Census Finds Tiny Hartville, Missouri, ‘Center of US Population’

December 13, 2021 by Dan McCue
Census Finds Tiny Hartville, Missouri, ‘Center of US Population’
Hartville, Missouri. (Photo by Brian Stannsberry) via Wikimedia Commons)

WASHINGTON — For all the talk of census data, redistricting, gerrymandering and other things that divide us, it’s nice to learn that the statistics revealed one enduring truth about America: No matter how big and diverse the United States becomes – as of last April there were 331.4 million of us and counting – at its heart it seems there’s always a small town.

Just as the holiday season got underway, the U.S. Census Bureau announced the latest example is Hartville, Missouri, an Ozarks mountain town of 594 residents that statistically speaking lies just 14.6 miles from the center of the country.

One might ask, “What’s the significance?”

To begin with, determining the actual “center” of the population is something the Census Bureau has calculated since the very first national head count in 1790.


In theory the calculation is intended to help demographers, surveyors and local governments keep tabs on the direction the nation’s population is flowing and how fast migration within states and state-to-state is occurring.

In 1790, for instance, the population center of the country was in Kent County, Maryland, 23 miles east of Baltimore. The center has moved west and gradually southward ever since, though since 1980, at least, it’s been somewhere in Missouri.

“The movement of the center of population helps tell the story of this century’s migration South and West,” said Ron Jarmin, the Census Bureau’s acting director, in a written statement. “It helps visualize where we live.”

In the 19th Century the population moved steadily westward as the population expanded, with the largest movements by miles occurring between 1850 and 1890, when events like the Gold Rush in California and land speculation in places like Oklahoma pulled people toward the western horizon.

More recently the center has been trending more southwestward as people from the Northeast and Midwest have migrated toward the Sun Belt.


Hartville, the county seat of Wright County, Missouri, is located in the south-central part of the state. 

The community was settled in the early 19th Century and became part of the regular route of the U.S. Postal Service in 1842. Much of the original town, however, was destroyed in 1863 during the clash of Confederate and Union troops at the Battle of Hartville.

Though the town rebuilt, its work defined by the low-slung brick buildings one sees in the quiet town today, in 1959 Hartville was devastated anew, this time by a massive tornado that ripped through the downtown business district.

The Grovespring Tornado in 1959 destroyed most of Hartville’s business district, including the post office. There were no major injuries since a warning alarm had given residents time to take cover

Today, people of Hartville describe their community as the kind of place where everyone knows and looks out for each other.

Pastor Melvin Moon, a Hartville City Council member, told Associated Press he hopes the designation by the Census Bureau inspires a tourism boom for the small town, which has long been defined by its Civil War history and antique shops.

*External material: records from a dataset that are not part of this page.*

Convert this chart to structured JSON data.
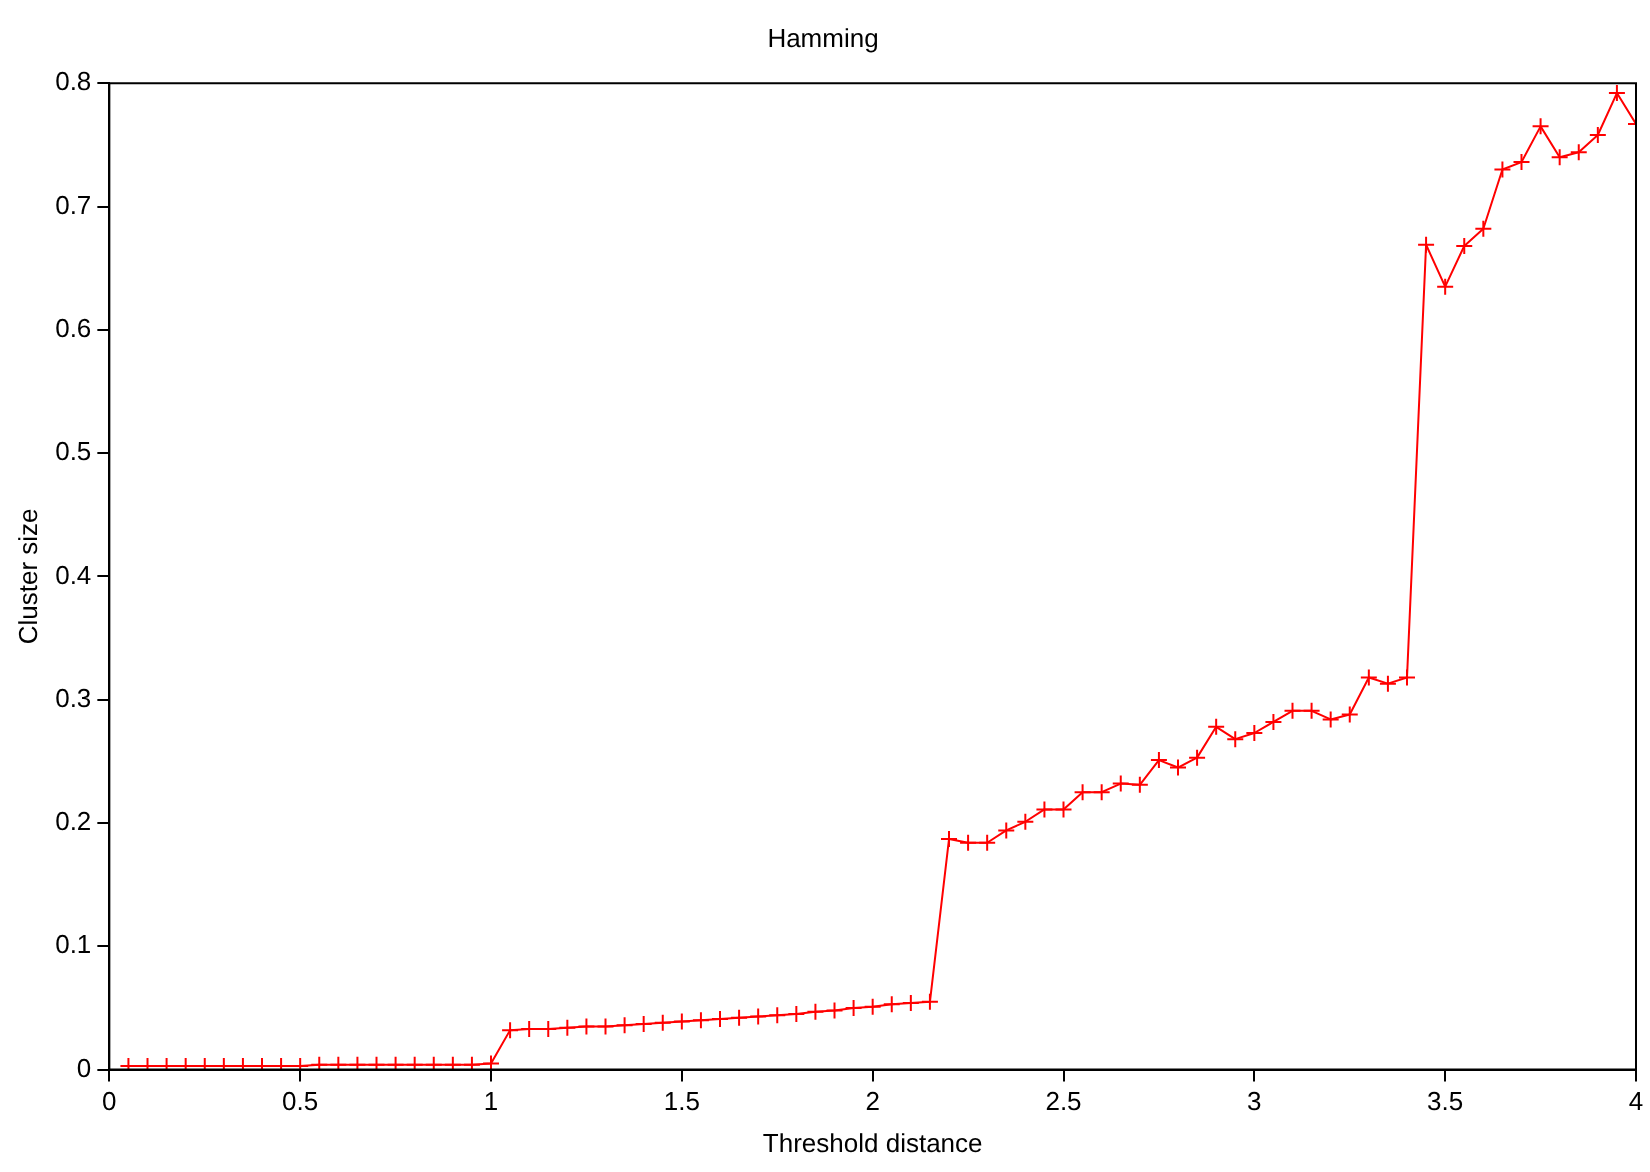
{
  "chart_data": {
    "type": "line",
    "title": "Hamming",
    "xlabel": "Threshold distance",
    "ylabel": "Cluster size",
    "x": [
      0.05,
      0.1,
      0.15,
      0.2,
      0.25,
      0.3,
      0.35,
      0.4,
      0.45,
      0.5,
      0.55,
      0.6,
      0.65,
      0.7,
      0.75,
      0.8,
      0.85,
      0.9,
      0.95,
      1.0,
      1.05,
      1.1,
      1.15,
      1.2,
      1.25,
      1.3,
      1.35,
      1.4,
      1.45,
      1.5,
      1.55,
      1.6,
      1.65,
      1.7,
      1.75,
      1.8,
      1.85,
      1.9,
      1.95,
      2.0,
      2.05,
      2.1,
      2.15,
      2.2,
      2.25,
      2.3,
      2.35,
      2.4,
      2.45,
      2.5,
      2.55,
      2.6,
      2.65,
      2.7,
      2.75,
      2.8,
      2.85,
      2.9,
      2.95,
      3.0,
      3.05,
      3.1,
      3.15,
      3.2,
      3.25,
      3.3,
      3.35,
      3.4,
      3.45,
      3.5,
      3.55,
      3.6,
      3.65,
      3.7,
      3.75,
      3.8,
      3.85,
      3.9,
      3.95,
      4.0
    ],
    "series": [
      {
        "color": "#ff0000",
        "values": [
          0.003,
          0.003,
          0.003,
          0.003,
          0.003,
          0.003,
          0.003,
          0.003,
          0.003,
          0.003,
          0.004,
          0.004,
          0.004,
          0.004,
          0.004,
          0.004,
          0.004,
          0.004,
          0.004,
          0.005,
          0.032,
          0.033,
          0.033,
          0.034,
          0.035,
          0.035,
          0.036,
          0.037,
          0.038,
          0.039,
          0.04,
          0.041,
          0.042,
          0.043,
          0.044,
          0.045,
          0.047,
          0.048,
          0.05,
          0.051,
          0.053,
          0.054,
          0.055,
          0.187,
          0.184,
          0.184,
          0.194,
          0.201,
          0.211,
          0.211,
          0.225,
          0.225,
          0.232,
          0.231,
          0.251,
          0.245,
          0.253,
          0.278,
          0.268,
          0.273,
          0.282,
          0.291,
          0.291,
          0.284,
          0.288,
          0.318,
          0.313,
          0.318,
          0.669,
          0.635,
          0.668,
          0.682,
          0.73,
          0.736,
          0.765,
          0.74,
          0.744,
          0.758,
          0.792,
          0.767
        ]
      }
    ],
    "xlim": [
      0,
      4
    ],
    "xticks": [
      0,
      0.5,
      1,
      1.5,
      2,
      2.5,
      3,
      3.5,
      4
    ],
    "ylim": [
      0,
      0.8
    ],
    "yticks": [
      0,
      0.1,
      0.2,
      0.3,
      0.4,
      0.5,
      0.6,
      0.7,
      0.8
    ],
    "marker": "cross",
    "line_style": "solid",
    "grid": false,
    "legend": false
  }
}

“We are truly the heart of America,” Moon told the wire service. “This small town represents what’s great about America still: People are neighbors, people take time for each other and they help each other.”

Next spring, Hartville is expected to receive a celebratory survey monument from the National Geodetic Survey, a division of the National Oceanic and Atmospheric Administration.


For now, Hartville Mayor Rob Tucker is just happy for the distinction. 

“It’s a great feeling to live in Hartville. It has always been a town with a big heart and is now the heart of America,” he said in a statement distributed by the Census Bureau.